For even the most well-intentioned NGOs, none of this comes naturally. But a variety of strategies has already emerged from the new breed of nonprofits remaking themselves as MDOs. In addition to the efforts describ
ed above, these include: • Fee-for-service: College Summit helps talented low-income students navigate the college access process. Valuable to school districts that compete for the best ratios of college-going graduates, this national nonprofit organization created a new model for nonprofits: Philanthropy covers its national overhead costs, but fees paid by schools cover local costs as the organization expands into new communities to provide services. This market mechanism enables College Summit to grow without spiraling dependence on charitable gifts.

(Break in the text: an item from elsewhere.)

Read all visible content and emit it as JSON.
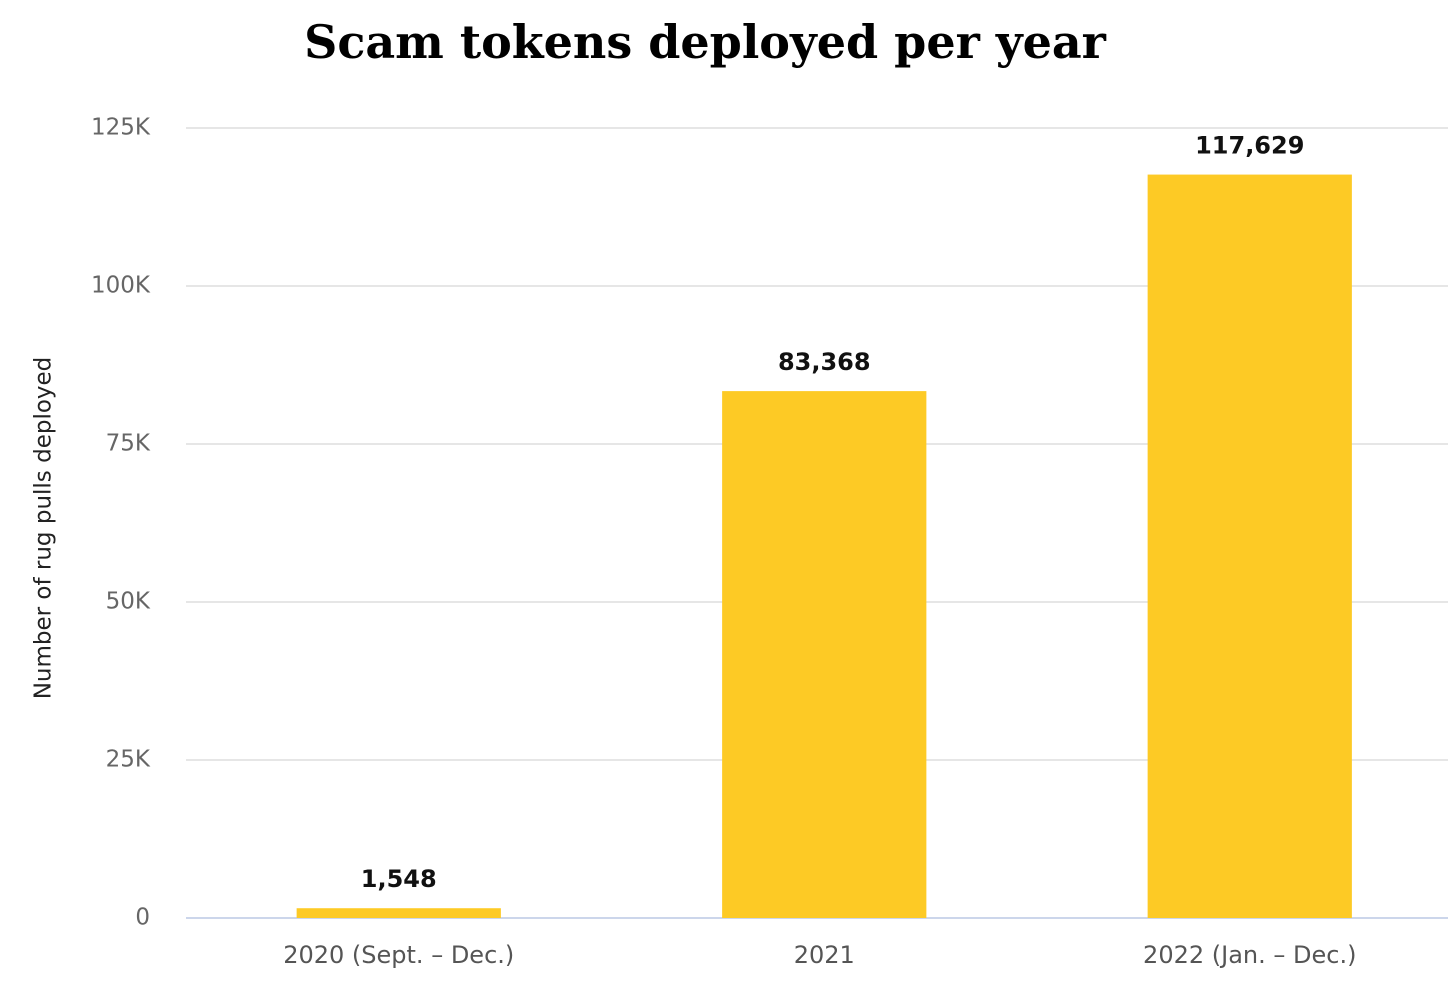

• Creation of community wealth: More organizations are leveraging their assets to generate earned revenues. In Baltimore, the Caroline Center, which provides job training for women, runs a furniture-reupholstering business. In Rockville, Maryland, the Jewish Social Services Agency runs a private-duty home-health-care service. Each generates new revenues to support its nonprofit mission.
• Public/private partnerships: The Reinvestment Fund, The Food Trust, and the Greater Philadelphia Urban Affairs Coalition created the Pennsylvania Fresh Food Financing Initiative to increase the number of supermarkets offering fresh and nutritious foods to underserved communities whose needs would not be met through conventional financing institutions A $30 million appropriation from the state legislature was combined with private resources from The Reinvestment Fund to establish a grant and loan program that has provided funding for eighty-three supermarkets in thirty-four Pennsylvania counties. It is an excellent example of political, nonprofit, and market forces combining to serve a public need.
• Investment in entrepreneurs: The Acumen Fund is a nonprofit that invests philanthropic dollars in business enterprises that deliver affordable and critical goods and services in poor countries. Investments include Kashf, a commercially viable financial services company making small loans to women in Pakistan, and the A to Z Textile Mill in Tanzania, a privately owned company employing 2,000 people that produces insecticide-treated bed nets to prevent malaria. An initial investment of $375,000 by Acumen enabled A to Z to scale up production and lower its costs per net. It is now the largest bed-net manufacturer in Africa.